Je lui tapote la cuisse en souriant et me lève en lui ébouriffant les cheveux, le faisant ronchonner. Max commence à avoir une calvitie, il ne s’en remet pas, le pauvre, et déteste qu’on touche à sa tignasse grisonnante. Je me retrouve en un rien de temps assise sur ses genoux alors qu’il me chatouille les flancs, me faisant hurler de rire et le supplier de me lâcher. La vengeance est terrible, mais je l’accepte, je l’ai méritée, et au moins, je ris et me détends, ce qui fait un bien fou. Ce sentiment est d’ailleurs décuplé lorsque je croise le regard d’Albane qui nous observe, le sourire aux lèvres.
Le repas se passe dans la bonne humeur habituelle de la famille. Tout le monde y va de ses souvenirs de vacances, d’anecdotes plus mignonnes ou drôles les unes que les autres, et mon coeur se gonfle d’amour quand les jumeaux parlent de la fée Morgane de la forêt et du petit gnome vert qui a explosé. Mon regard croise celui d’Allan, et Dieu sait à quel point je voudrais être loin de notre quotidien actuel, de retour à Brocéliande… quand il n’y avait pas une telle distance entre nous. J’aimerais tellement pouvoir me lover contre lui et l’entendre me rassurer, me dire que ça va aller, que tout va bien se terminer et que je ne vais pas tout perdre, au lieu de quoi ma rancoeur reste bien présente.

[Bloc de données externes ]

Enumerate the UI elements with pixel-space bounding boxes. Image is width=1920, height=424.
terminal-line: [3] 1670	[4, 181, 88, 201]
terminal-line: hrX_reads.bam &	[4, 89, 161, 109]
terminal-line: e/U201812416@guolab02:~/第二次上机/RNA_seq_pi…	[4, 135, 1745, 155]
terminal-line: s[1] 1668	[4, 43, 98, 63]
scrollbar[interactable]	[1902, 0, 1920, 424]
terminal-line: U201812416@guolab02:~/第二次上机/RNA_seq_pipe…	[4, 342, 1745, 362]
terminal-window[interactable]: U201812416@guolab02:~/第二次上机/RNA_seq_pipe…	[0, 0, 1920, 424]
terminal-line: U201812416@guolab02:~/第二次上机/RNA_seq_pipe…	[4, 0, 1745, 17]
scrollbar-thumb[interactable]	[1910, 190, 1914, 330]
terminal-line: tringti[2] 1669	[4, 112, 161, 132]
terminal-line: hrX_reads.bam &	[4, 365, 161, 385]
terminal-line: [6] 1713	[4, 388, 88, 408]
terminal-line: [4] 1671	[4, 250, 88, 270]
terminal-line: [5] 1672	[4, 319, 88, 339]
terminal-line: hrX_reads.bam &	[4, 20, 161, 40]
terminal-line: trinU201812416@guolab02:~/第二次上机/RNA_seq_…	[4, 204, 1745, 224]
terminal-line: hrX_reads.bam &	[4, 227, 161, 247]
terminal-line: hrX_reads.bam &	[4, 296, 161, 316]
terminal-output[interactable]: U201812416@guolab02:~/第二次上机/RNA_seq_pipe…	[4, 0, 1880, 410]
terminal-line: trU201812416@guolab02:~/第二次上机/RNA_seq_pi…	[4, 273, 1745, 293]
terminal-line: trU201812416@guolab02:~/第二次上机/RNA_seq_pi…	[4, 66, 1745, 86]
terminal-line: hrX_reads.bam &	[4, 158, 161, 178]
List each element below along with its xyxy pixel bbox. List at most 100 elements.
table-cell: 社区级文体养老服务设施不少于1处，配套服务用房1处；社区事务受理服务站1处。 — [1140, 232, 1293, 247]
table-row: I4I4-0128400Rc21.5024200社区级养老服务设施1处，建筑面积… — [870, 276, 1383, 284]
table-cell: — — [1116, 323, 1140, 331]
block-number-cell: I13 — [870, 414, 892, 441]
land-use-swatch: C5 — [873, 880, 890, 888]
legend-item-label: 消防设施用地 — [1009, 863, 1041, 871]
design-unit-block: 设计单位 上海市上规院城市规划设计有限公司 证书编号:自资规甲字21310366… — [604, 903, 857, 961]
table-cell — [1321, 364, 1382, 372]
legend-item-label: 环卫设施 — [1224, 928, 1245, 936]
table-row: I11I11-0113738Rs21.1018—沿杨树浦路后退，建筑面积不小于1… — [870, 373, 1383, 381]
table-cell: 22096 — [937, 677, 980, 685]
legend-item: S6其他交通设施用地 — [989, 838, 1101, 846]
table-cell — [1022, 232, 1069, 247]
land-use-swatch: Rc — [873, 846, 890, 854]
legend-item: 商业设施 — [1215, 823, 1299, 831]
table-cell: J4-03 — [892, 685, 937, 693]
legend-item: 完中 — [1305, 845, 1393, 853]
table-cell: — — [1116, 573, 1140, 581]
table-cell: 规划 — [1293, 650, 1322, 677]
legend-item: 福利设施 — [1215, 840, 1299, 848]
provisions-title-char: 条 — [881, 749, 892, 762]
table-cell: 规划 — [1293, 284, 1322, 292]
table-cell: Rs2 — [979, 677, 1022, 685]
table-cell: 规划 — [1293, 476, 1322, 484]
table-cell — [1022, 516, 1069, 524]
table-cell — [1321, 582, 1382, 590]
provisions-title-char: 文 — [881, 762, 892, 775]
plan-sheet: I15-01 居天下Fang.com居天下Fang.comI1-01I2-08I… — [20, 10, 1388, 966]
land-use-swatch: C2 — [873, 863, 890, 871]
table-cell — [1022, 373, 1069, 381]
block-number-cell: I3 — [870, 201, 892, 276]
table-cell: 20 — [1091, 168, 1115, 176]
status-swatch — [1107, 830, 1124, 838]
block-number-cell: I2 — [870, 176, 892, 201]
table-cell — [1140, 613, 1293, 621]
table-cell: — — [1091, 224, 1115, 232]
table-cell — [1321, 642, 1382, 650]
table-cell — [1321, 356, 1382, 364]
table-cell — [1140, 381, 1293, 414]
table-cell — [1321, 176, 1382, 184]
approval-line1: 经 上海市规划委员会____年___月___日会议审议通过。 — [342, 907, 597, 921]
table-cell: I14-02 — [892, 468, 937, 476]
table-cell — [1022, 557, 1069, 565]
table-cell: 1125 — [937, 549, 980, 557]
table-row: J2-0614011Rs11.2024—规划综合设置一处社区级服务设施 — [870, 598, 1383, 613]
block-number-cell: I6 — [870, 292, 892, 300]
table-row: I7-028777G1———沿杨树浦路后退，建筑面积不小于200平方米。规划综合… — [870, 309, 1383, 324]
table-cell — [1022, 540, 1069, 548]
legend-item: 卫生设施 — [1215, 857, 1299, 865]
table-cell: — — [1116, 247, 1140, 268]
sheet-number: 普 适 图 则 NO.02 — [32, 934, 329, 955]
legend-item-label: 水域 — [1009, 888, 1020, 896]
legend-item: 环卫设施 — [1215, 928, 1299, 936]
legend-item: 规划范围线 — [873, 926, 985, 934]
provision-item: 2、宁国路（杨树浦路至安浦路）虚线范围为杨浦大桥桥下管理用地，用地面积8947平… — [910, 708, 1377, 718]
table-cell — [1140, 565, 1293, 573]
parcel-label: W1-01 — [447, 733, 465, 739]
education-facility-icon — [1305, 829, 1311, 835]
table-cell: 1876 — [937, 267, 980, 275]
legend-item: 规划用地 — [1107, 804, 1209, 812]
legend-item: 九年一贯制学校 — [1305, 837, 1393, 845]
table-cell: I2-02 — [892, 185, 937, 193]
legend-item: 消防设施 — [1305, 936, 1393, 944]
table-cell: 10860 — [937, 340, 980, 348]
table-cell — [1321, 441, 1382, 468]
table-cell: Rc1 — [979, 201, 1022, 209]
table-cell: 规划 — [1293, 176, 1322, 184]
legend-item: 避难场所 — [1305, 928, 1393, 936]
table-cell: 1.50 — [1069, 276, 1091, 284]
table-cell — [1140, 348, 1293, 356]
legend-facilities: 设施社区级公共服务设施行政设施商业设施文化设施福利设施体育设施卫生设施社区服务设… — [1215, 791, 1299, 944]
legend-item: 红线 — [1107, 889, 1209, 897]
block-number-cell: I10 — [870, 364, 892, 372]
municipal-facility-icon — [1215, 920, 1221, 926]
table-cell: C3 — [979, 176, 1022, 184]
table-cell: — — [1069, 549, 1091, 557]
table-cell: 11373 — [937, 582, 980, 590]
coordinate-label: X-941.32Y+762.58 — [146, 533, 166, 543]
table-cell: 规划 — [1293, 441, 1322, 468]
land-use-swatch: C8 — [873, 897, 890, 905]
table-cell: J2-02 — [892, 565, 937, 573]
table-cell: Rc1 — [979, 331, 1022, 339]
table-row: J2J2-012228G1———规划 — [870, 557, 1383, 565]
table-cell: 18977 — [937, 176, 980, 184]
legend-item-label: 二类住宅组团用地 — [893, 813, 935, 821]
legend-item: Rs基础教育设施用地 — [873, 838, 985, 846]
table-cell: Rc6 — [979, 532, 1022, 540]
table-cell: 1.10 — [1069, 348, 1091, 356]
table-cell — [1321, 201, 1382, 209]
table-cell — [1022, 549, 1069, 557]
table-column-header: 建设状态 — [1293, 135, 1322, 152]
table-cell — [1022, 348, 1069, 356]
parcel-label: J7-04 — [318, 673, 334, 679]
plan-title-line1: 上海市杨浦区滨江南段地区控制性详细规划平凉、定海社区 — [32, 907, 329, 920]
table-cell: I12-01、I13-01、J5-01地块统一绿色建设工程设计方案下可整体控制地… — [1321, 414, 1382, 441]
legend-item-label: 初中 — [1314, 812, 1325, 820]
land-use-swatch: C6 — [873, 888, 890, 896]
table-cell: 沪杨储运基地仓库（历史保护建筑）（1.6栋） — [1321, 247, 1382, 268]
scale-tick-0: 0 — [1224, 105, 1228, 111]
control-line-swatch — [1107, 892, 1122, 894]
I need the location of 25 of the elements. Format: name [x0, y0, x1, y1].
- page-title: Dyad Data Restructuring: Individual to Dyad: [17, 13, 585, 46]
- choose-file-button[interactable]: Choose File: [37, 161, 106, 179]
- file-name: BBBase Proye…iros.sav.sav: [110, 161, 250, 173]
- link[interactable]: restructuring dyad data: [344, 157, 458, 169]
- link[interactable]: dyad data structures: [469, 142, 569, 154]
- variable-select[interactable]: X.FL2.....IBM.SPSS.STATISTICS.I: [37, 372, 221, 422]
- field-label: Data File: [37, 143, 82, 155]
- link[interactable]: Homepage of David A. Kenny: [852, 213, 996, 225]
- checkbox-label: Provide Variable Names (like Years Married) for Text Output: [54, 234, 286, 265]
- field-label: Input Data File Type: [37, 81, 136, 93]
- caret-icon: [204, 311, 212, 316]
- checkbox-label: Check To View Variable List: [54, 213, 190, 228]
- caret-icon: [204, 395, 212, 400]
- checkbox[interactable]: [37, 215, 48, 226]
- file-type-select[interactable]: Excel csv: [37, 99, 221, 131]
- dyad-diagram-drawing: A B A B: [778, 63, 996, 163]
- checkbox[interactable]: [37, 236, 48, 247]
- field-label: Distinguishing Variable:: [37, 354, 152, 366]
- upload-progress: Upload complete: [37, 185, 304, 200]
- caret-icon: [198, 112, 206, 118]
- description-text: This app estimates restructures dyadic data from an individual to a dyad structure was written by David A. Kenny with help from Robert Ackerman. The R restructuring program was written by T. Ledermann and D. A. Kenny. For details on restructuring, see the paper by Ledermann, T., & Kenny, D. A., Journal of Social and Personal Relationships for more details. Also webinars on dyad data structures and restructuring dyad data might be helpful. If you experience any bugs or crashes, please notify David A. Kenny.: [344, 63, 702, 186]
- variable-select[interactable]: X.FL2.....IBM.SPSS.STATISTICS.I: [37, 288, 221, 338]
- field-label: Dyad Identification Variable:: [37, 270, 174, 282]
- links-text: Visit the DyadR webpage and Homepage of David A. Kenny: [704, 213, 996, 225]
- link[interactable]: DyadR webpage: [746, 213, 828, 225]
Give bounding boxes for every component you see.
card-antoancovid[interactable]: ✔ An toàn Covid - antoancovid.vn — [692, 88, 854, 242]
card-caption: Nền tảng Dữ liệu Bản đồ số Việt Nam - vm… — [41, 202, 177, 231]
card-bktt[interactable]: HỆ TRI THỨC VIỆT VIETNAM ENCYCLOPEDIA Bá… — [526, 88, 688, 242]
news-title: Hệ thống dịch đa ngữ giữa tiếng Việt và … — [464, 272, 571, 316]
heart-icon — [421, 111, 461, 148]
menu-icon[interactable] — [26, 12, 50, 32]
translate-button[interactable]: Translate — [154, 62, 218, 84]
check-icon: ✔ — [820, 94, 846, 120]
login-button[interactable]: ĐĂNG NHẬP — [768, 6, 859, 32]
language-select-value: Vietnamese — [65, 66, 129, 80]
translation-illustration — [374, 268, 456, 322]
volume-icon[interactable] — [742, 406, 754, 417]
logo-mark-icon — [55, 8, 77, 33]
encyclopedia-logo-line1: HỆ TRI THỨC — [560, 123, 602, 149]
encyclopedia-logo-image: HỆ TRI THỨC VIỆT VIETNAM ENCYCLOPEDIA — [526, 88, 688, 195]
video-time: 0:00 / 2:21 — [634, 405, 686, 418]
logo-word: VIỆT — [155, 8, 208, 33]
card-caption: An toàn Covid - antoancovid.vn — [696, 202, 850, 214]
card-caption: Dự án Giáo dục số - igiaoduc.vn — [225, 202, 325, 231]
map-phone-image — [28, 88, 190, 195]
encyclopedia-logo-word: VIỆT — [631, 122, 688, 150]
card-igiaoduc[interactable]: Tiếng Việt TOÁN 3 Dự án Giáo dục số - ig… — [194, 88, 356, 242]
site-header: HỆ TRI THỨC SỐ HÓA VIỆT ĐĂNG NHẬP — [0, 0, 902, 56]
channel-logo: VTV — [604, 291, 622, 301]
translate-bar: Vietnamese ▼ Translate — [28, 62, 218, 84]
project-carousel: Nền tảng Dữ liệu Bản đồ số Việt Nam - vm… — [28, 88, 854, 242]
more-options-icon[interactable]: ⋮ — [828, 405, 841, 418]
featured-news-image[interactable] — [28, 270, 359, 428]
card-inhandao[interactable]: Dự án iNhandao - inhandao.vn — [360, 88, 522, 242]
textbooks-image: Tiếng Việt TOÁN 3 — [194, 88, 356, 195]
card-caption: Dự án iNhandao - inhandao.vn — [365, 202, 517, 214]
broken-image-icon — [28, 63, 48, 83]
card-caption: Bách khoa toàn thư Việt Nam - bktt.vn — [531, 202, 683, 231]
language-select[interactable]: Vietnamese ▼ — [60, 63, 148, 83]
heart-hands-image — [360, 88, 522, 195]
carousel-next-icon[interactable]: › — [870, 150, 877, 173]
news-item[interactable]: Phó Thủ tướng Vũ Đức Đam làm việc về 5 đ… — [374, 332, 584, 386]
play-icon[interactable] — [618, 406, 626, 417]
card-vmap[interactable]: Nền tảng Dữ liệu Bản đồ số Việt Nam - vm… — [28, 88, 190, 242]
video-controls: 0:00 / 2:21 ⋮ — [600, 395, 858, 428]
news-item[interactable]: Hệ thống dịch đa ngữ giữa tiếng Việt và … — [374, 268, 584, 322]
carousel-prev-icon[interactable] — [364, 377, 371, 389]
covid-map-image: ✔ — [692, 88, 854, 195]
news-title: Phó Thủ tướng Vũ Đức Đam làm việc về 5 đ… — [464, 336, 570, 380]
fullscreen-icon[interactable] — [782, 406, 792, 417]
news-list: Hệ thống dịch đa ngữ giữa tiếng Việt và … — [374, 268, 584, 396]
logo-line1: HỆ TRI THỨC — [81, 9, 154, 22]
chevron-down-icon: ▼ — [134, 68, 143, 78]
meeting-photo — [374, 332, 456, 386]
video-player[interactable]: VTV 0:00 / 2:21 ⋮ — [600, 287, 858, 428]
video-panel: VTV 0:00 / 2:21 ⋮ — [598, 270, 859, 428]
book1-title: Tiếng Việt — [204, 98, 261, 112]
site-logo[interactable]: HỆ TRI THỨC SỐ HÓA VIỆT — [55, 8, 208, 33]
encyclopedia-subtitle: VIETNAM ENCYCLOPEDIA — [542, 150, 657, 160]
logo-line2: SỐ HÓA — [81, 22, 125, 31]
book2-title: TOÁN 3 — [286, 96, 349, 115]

Je ne suis pas stupide, tout le monde ici a remarqué le froid entre nous. Il est loin, le couple toujours en train de se bécoter, de se toucher, de se parler à l’oreille. Heureusement, personne ne fait de remarque à voix haute, parce que je crois que je ne pourrais pas m’empêcher de balancer devant toute ma famille que je me sens trahie par mon mari d’une manière bien pire que lorsqu’il a embrassé une autre femme. Si je pensais que cet épisode était douloureux, c’était de la tarte comparé à ses soupçons à mon sujet. Et j’ai beau tenter d’oublier tout ça le temps d’un après-midi, jouant avec les enfants, profitant de mes frères et sœurs, la blessure est à vif et je me demande réellement si je pourrai lui pardonner de ne pas me faire confiance. Finalement, Belle Breizh s’est à nouveau immiscée entre nous, à la différence que l’autre fois, j’avais l’envie et la force de me battre pour mon mariage alors que lui doutait. Aujourd’hui, je suis épuisée de batailler et je ne suis pas sûre d’avoir envie de le faire alors qu’il ne montre aucun remords et persiste dans ses convictions à la con.